Evaluasi proses adalah yang
dilaksanakan untuk membantu keefektifan terhadap tindakan. Sedangkan, evaluasi
hasil adalah evaluasi yang dilakukan pada akhir tindakan keperawatan secara
keseluruhan sesuai dengan waktu yang ada pada tujuan.
BAB III
PENUTUP
A. Kesimpulan
Demam
thypoid ( thypus abdominalis, enteric
fever) adalah infeksi pada usus yang menimbulkan gejala-gejala sistemik
yang disebabkan kuman Salmonella enterika,
khususnya varian-varian turunannya, yaitu Salmonella
typhi, Paratyphi A, Paratyphi B, dan Paratyphi C. Kuman-kuman tersebut
menyerang saluran pencernaan, terutama di perut dan usus.
Tanda dan
gejalah :Minggu I Pada umumnya demam berangsur naik, terutama sore hari dan
malam hari. Dengan keluhan dan gejala demam, nyeri otot, nyeri kepala, anorexia
dan mual, batuk, epitaksis, obstipasi / diare, perasaan tidak enak di perut.
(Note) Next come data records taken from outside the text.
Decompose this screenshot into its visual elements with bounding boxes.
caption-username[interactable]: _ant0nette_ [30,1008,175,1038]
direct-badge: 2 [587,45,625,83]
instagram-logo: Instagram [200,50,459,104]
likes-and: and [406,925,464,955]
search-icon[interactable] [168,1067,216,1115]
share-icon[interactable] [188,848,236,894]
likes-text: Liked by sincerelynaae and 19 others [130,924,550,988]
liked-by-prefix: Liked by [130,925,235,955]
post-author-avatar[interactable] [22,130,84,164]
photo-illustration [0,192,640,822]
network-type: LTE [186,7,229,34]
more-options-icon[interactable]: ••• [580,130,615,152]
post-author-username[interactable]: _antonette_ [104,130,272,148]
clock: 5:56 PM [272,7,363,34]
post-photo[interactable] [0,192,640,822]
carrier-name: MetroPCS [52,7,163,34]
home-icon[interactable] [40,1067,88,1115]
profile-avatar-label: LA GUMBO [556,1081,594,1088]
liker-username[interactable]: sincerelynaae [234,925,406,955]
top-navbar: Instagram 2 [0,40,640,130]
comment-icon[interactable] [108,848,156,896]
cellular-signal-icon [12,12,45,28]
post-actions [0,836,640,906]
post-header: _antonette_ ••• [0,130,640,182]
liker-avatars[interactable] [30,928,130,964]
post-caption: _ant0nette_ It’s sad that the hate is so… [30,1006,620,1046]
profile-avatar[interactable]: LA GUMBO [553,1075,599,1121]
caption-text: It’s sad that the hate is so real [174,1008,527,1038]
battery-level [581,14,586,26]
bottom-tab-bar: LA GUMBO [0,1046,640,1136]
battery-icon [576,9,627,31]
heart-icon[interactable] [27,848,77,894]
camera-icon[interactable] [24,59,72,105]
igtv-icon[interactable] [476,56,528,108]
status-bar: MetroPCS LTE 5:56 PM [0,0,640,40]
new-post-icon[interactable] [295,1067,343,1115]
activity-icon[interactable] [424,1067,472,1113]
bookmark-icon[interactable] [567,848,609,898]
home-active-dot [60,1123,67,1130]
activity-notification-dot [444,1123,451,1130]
Dan pada Minggu II gejala sudah jelas dapat berupa demam, bradikardi, lidah
yang khas (putih, kotor, pinggirnya hiperemi), hepatomegali, meteorismus,
penurunan kesadaran.
B. Saran
Dalam penyusun makalah ini sangat jauh dari
penyempurnaan maka saran,kritikal,idea dari mahasiswa atau mahasiswi yang
bersifat menambah dan membangun maka penulis sangat mengharapkan demi
penyempurnaan makalah ini.
DAFTAR PUSTAKA
Arief
Mansjoer.2003.Kapita Selekta Kedokteran.Jakarta
: FKUI.
Nugroho,taufan.2011.Asuhan Keperawatan:maternitas, anak, bedah,
dan
penyakit
dalam.Yogyakarta
: Nuha Medika.
Saifoellah,Noer,dkk.2001.
Buku Ajar Penyakit Dalam. FKUI :
Jakarta.
Wijaya,Andra
Satferi dan Yessi Meriza Putri.2013.KMB
2.Yogyakarta : Nuha
Medika.
http://julismuharram.blogspot.co.id/
.2013.Muharam,Julis.Asuhan Keperawatan
Pada Demam Thypoid.( Di Akses pada
tanggal 28 September 2016 ).
https://moveamura.files.wordpress.com/2010/04/askep-pada-klien-dengan-thypoid.pdf
.( Di Akses pada tanggal 28 September 2016 ).